Выбрать главу

Прошли недели и месяцы после освобождения города, и те, кто во время оккупации оказывал немцам поддержку, поняли, что попали в смертельную ловушку. Среди них начались таинственные «самоубийства», некоторые пропали без вести. Многие попрятались по темным квартирам в надежде на то, что беда обойдет их стороной. Когда начались суды, напряжение сразу спало. Самые ожидаемые парижанами слушания — над маршалом Петэном и Пьером Лавалем — прошли летом — осенью 1945 года. Парижане чувствовали себя преданными и испытывали гнев, наблюдая за тем, как Лаваль пытался покончить с собой, но все равно, был публично казнен, а Петэн получил пожизненное заключение. Горожане считали, что в этом случае возмездие никак не соответствовало совершенным злодеяниям.

Многие известные коллаборационисты надеялись отвертеться от наказания, судьи же, что называется, ходили по тонкому льду — с одной стороны, в зале сидела разъяренная толпа, жаждавшая возмездия, с другой, над ними стояло правительство, ожидавшее, что слушания пройдут в соответствии с законом. Видным пособником нацизма, у которого было множество друзей в верхах, в том числе во Французской академии, был Робер Бразийяк (среди тех, кто подписал прошение об отмене ему смертной казни, были Поль Валери, Франсуа Мориак и Поль Клод). Как бы то ни было, Бразийяка казнили, и мало кто о том сожалел. Лишь эстет, гомосексуалист, арабист, друг и любовник Пруста, коллаборационист (и фанатичный поклонник Гитлера, прозванный «la Gestapette»[131]) Жак Бенуа-Мешен высказывал странную причину, по которой не стоило казнить Бразийяка: «Нельзя убивать поэта!» Сам Бенуа-Мешен едва избежал встречи с расстрельной командой и вновь появился на политической арене Франции в конце 1950-х годов как советник правительства де Голля по связям с арабским миром.

Никто не сомневался в том, что Бразийяк является преступником. Его ненависть к парижским евреям ошеломляла даже руководящую верхушку нацистов (во время операции «Весенний ветер» он громко жаловался Даннекеру, что захвачено слишком мало еврейских детей). Его судили по обвинению в измене родине и казнили 6 февраля 1945 года. «Париж наиболее прекрасен, когда его покидаешь», — сказал он при аресте.

Бразийяк был отъявленным злодеем, но его анализ политики «очищения» был острым и проницательным. Прячась от ареста, он назвал восстание против нацистов и освобождение столицы «предательством истории».
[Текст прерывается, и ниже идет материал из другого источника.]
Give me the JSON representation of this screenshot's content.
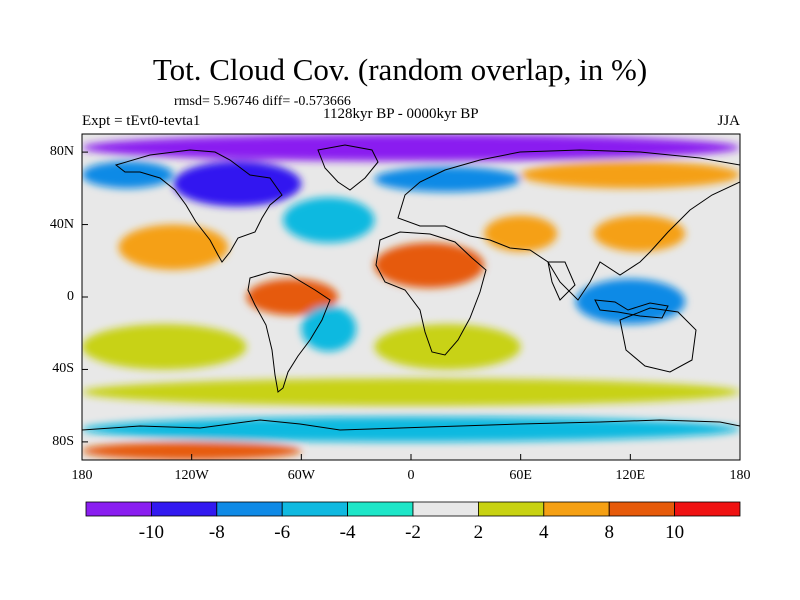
{
  "header": {
    "title": "Tot. Cloud Cov. (random overlap, in %)",
    "stats": "rmsd= 5.96746  diff= -0.573666",
    "experiment": "Expt = tEvt0-tevta1",
    "period": "1128kyr BP - 0000kyr BP",
    "season": "JJA"
  },
  "map": {
    "projection": "cylindrical-equidistant",
    "lon_range": [
      -180,
      180
    ],
    "lat_range": [
      -90,
      90
    ],
    "lat_ticks": [
      {
        "label": "80N"
      },
      {
        "label": "40N"
      },
      {
        "label": "0"
      },
      {
        "label": "40S"
      },
      {
        "label": "80S"
      }
    ],
    "lon_ticks": [
      {
        "label": "180"
      },
      {
        "label": "120W"
      },
      {
        "label": "60W"
      },
      {
        "label": "0"
      },
      {
        "label": "60E"
      },
      {
        "label": "120E"
      },
      {
        "label": "180"
      }
    ],
    "coastlines": "shown",
    "background_color": "#e8e8e8"
  },
  "colorbar": {
    "levels": [
      -10,
      -8,
      -6,
      -4,
      -2,
      2,
      4,
      8,
      10
    ],
    "labels": [
      "-10",
      "-8",
      "-6",
      "-4",
      "-2",
      "2",
      "4",
      "8",
      "10"
    ],
    "colors": [
      "#8a1ef0",
      "#3219f0",
      "#0f8ae6",
      "#10b9e0",
      "#1ee6c8",
      "#e8e8e8",
      "#c8d212",
      "#f5a014",
      "#e65a0a",
      "#ef1212"
    ]
  },
  "chart_data": {
    "type": "heatmap",
    "title": "Tot. Cloud Cov. (random overlap, in %)",
    "subtitle": "1128kyr BP - 0000kyr BP",
    "xlabel": "",
    "ylabel": "",
    "x_range": [
      -180,
      180
    ],
    "y_range": [
      -90,
      90
    ],
    "rmsd": 5.96746,
    "diff": -0.573666,
    "regions": [
      {
        "lon": [
          -180,
          180
        ],
        "lat": [
          75,
          90
        ],
        "value": -11
      },
      {
        "lon": [
          -130,
          -60
        ],
        "lat": [
          50,
          75
        ],
        "value": -10
      },
      {
        "lon": [
          -180,
          -130
        ],
        "lat": [
          60,
          75
        ],
        "value": -7
      },
      {
        "lon": [
          -20,
          60
        ],
        "lat": [
          58,
          72
        ],
        "value": -8
      },
      {
        "lon": [
          60,
          180
        ],
        "lat": [
          60,
          75
        ],
        "value": 5
      },
      {
        "lon": [
          -160,
          -100
        ],
        "lat": [
          15,
          40
        ],
        "value": 5
      },
      {
        "lon": [
          -70,
          -20
        ],
        "lat": [
          30,
          55
        ],
        "value": -5
      },
      {
        "lon": [
          -20,
          40
        ],
        "lat": [
          5,
          30
        ],
        "value": 9
      },
      {
        "lon": [
          40,
          80
        ],
        "lat": [
          25,
          45
        ],
        "value": 5
      },
      {
        "lon": [
          100,
          150
        ],
        "lat": [
          25,
          45
        ],
        "value": 7
      },
      {
        "lon": [
          -90,
          -40
        ],
        "lat": [
          -10,
          10
        ],
        "value": 8
      },
      {
        "lon": [
          -60,
          -30
        ],
        "lat": [
          -30,
          -5
        ],
        "value": -5
      },
      {
        "lon": [
          90,
          150
        ],
        "lat": [
          -15,
          10
        ],
        "value": -7
      },
      {
        "lon": [
          -180,
          -90
        ],
        "lat": [
          -40,
          -15
        ],
        "value": 3
      },
      {
        "lon": [
          -20,
          60
        ],
        "lat": [
          -40,
          -15
        ],
        "value": 3
      },
      {
        "lon": [
          -180,
          180
        ],
        "lat": [
          -60,
          -45
        ],
        "value": 3
      },
      {
        "lon": [
          -180,
          180
        ],
        "lat": [
          -80,
          -66
        ],
        "value": -5
      },
      {
        "lon": [
          -180,
          -60
        ],
        "lat": [
          -90,
          -80
        ],
        "value": 9
      }
    ]
  }
}
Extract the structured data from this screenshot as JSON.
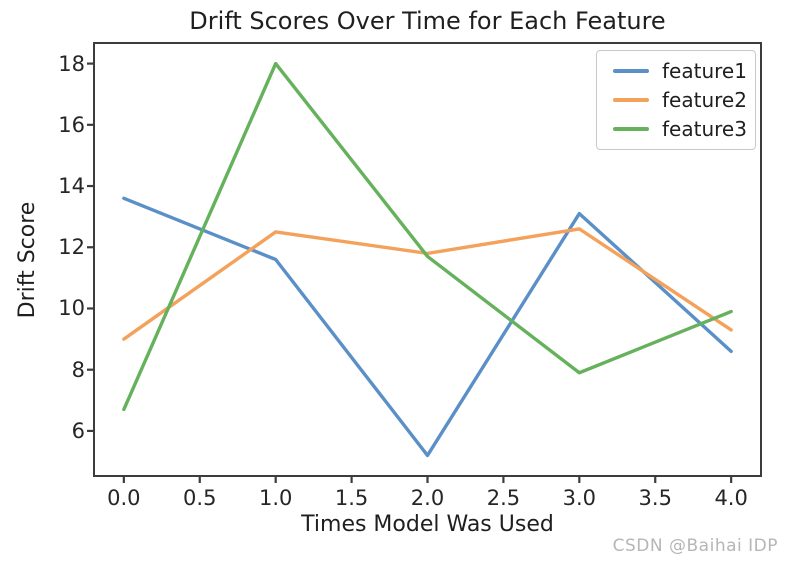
{
  "watermark": {
    "text": "CSDN @Baihai IDP",
    "color": "#b6b6b6"
  },
  "axis_color": "#3c3c3c",
  "chart_data": {
    "type": "line",
    "title": "Drift Scores Over Time for Each Feature",
    "xlabel": "Times Model Was Used",
    "ylabel": "Drift Score",
    "x": [
      0,
      1,
      2,
      3,
      4
    ],
    "series": [
      {
        "name": "feature1",
        "color": "#5a90c7",
        "values": [
          13.6,
          11.6,
          5.2,
          13.1,
          8.6
        ]
      },
      {
        "name": "feature2",
        "color": "#f3a15b",
        "values": [
          9.0,
          12.5,
          11.8,
          12.6,
          9.3
        ]
      },
      {
        "name": "feature3",
        "color": "#65b15c",
        "values": [
          6.7,
          18.0,
          11.7,
          7.9,
          9.9
        ]
      }
    ],
    "xticks": [
      0.0,
      0.5,
      1.0,
      1.5,
      2.0,
      2.5,
      3.0,
      3.5,
      4.0
    ],
    "xtick_labels": [
      "0.0",
      "0.5",
      "1.0",
      "1.5",
      "2.0",
      "2.5",
      "3.0",
      "3.5",
      "4.0"
    ],
    "yticks": [
      6,
      8,
      10,
      12,
      14,
      16,
      18
    ],
    "ytick_labels": [
      "6",
      "8",
      "10",
      "12",
      "14",
      "16",
      "18"
    ],
    "xlim": [
      -0.19,
      4.19
    ],
    "ylim": [
      4.56,
      18.64
    ],
    "grid": false,
    "legend_position": "upper right",
    "line_width": 3.4
  }
}
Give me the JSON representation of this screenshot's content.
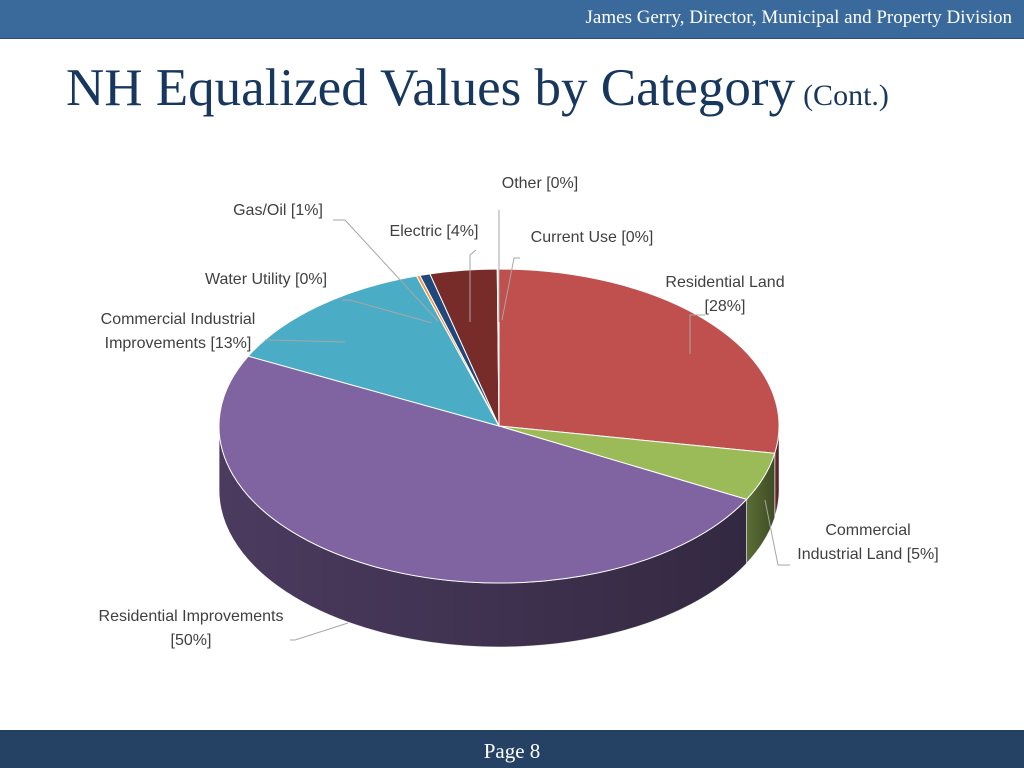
{
  "header": {
    "presenter": "James Gerry, Director, Municipal and Property Division"
  },
  "title": {
    "main": "NH Equalized Values by Category",
    "suffix": "(Cont.)"
  },
  "chart_data": {
    "type": "pie",
    "three_d": true,
    "slices": [
      {
        "name": "Residential Land",
        "label_lines": [
          "Residential Land",
          "[28%]"
        ],
        "value": 28,
        "color": "#c0504d"
      },
      {
        "name": "Commercial Industrial Land",
        "label_lines": [
          "Commercial",
          "Industrial Land [5%]"
        ],
        "value": 5,
        "color": "#9bbb59"
      },
      {
        "name": "Residential Improvements",
        "label_lines": [
          "Residential Improvements",
          "[50%]"
        ],
        "value": 50,
        "color": "#8064a2"
      },
      {
        "name": "Commercial Industrial Improvements",
        "label_lines": [
          "Commercial Industrial",
          "Improvements [13%]"
        ],
        "value": 13,
        "color": "#4bacc6"
      },
      {
        "name": "Water Utility",
        "label_lines": [
          "Water Utility [0%]"
        ],
        "value": 0.2,
        "color": "#f79646"
      },
      {
        "name": "Gas/Oil",
        "label_lines": [
          "Gas/Oil [1%]"
        ],
        "value": 0.6,
        "color": "#1f497d"
      },
      {
        "name": "Electric",
        "label_lines": [
          "Electric [4%]"
        ],
        "value": 3.9,
        "color": "#772c2a"
      },
      {
        "name": "Other",
        "label_lines": [
          "Other [0%]"
        ],
        "value": 0.05,
        "color": "#5c4776"
      },
      {
        "name": "Current Use",
        "label_lines": [
          "Current Use [0%]"
        ],
        "value": 0.05,
        "color": "#4f6228"
      }
    ]
  },
  "footer": {
    "page": "Page 8"
  }
}
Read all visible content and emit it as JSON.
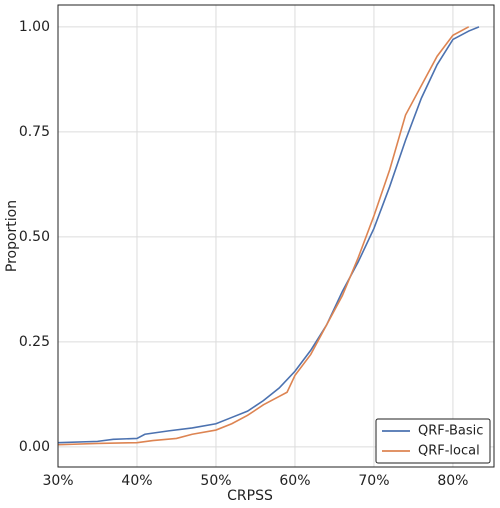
{
  "chart_data": {
    "type": "line",
    "x_label": "CRPSS",
    "y_label": "Proportion",
    "xlim": [
      30,
      85.2
    ],
    "ylim": [
      -0.048,
      1.052
    ],
    "xticks": [
      {
        "value": 30,
        "label": "30%"
      },
      {
        "value": 40,
        "label": "40%"
      },
      {
        "value": 50,
        "label": "50%"
      },
      {
        "value": 60,
        "label": "60%"
      },
      {
        "value": 70,
        "label": "70%"
      },
      {
        "value": 80,
        "label": "80%"
      }
    ],
    "yticks": [
      {
        "value": 0,
        "label": "0.00"
      },
      {
        "value": 0.25,
        "label": "0.25"
      },
      {
        "value": 0.5,
        "label": "0.50"
      },
      {
        "value": 0.75,
        "label": "0.75"
      },
      {
        "value": 1,
        "label": "1.00"
      }
    ],
    "grid": true,
    "legend": "lower right",
    "series": [
      {
        "name": "QRF-Basic",
        "color": "#4c72b0",
        "x": [
          30,
          35,
          37,
          40,
          41,
          44,
          47,
          50,
          52,
          54,
          56,
          58,
          60,
          62,
          64,
          66,
          68,
          70,
          72,
          74,
          76,
          78,
          80,
          82,
          83.3
        ],
        "values": [
          0.01,
          0.013,
          0.018,
          0.02,
          0.03,
          0.038,
          0.045,
          0.055,
          0.07,
          0.085,
          0.11,
          0.14,
          0.18,
          0.23,
          0.29,
          0.37,
          0.44,
          0.52,
          0.62,
          0.73,
          0.83,
          0.91,
          0.97,
          0.99,
          1.0
        ]
      },
      {
        "name": "QRF-local",
        "color": "#dd8452",
        "x": [
          30,
          35,
          40,
          42,
          45,
          47,
          50,
          52,
          54,
          56,
          58,
          59,
          60,
          62,
          64,
          66,
          68,
          70,
          72,
          74,
          76,
          78,
          80,
          82
        ],
        "values": [
          0.005,
          0.008,
          0.01,
          0.015,
          0.02,
          0.03,
          0.04,
          0.055,
          0.075,
          0.1,
          0.12,
          0.13,
          0.17,
          0.22,
          0.29,
          0.36,
          0.45,
          0.55,
          0.66,
          0.79,
          0.86,
          0.93,
          0.98,
          1.0
        ]
      }
    ]
  }
}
У меня нет иллюзий в отношении военных подвигов так называемой «недели славы», — писал он. — Я помню, что в городе оставалось всего несколько тысяч немцев, я не верю в миф о героизме восстания. […] Я читал некоторые книги Арагона, в том числе отрывок, где он говорит о «дерьме французской армии», а также его недавние стихи… Газеты твердят мне, что освобождение Парижа есть славный военный подвиг, но я знаю об убийствах, случаях личной мести и гнусных преступлениях[132].

Неприязнь Бразийяка к Луи Арагону, который цинично играл роль поэта-патриота в оккупированном Париже, вполне оправдан. Напрочь забыв о свободолюбии сюрреализма, Арагон стал ярым сталинистом, неприкрыто старавшимся обернуть «чистки» после освобождения столицы на пользу коммунистической партии. Так, в своей газете «Les Lettres françaises» Арагон призвал обрушить полноту гнева борцов Сопротивления на всех, кто хоть как-то выступал против компартии. Он вел кампанию против маститого романиста Андре Жида, чьи антинацистская позиция и нелюбовь к СССР были общеизвестны. Подобных нападок не избежал и писатель Поль Низан, который до соглашения между Советами и нацистами в 1939 году был коммунистом. Он слыл смелым бойцом и погиб во время отступления в Дюнкерке в 1940 году. Попыткам Арагона представить его «полицейским шпионом» воспротивились многие деятели парижской литературы и науки, например Андре Бретон и Жан-Поль Сартр, но упрямые коммунисты подхватили эту ложь и понесли ее, словно знамя.

вернуться

131

«Гестапетка» (фр.).

вернуться

132

Лучше всего последние дни Бразийяка описаны в антологии о французских писателях 1940–1945 гг., изданной под редакцией Жермена Брее. — Примеч. автора.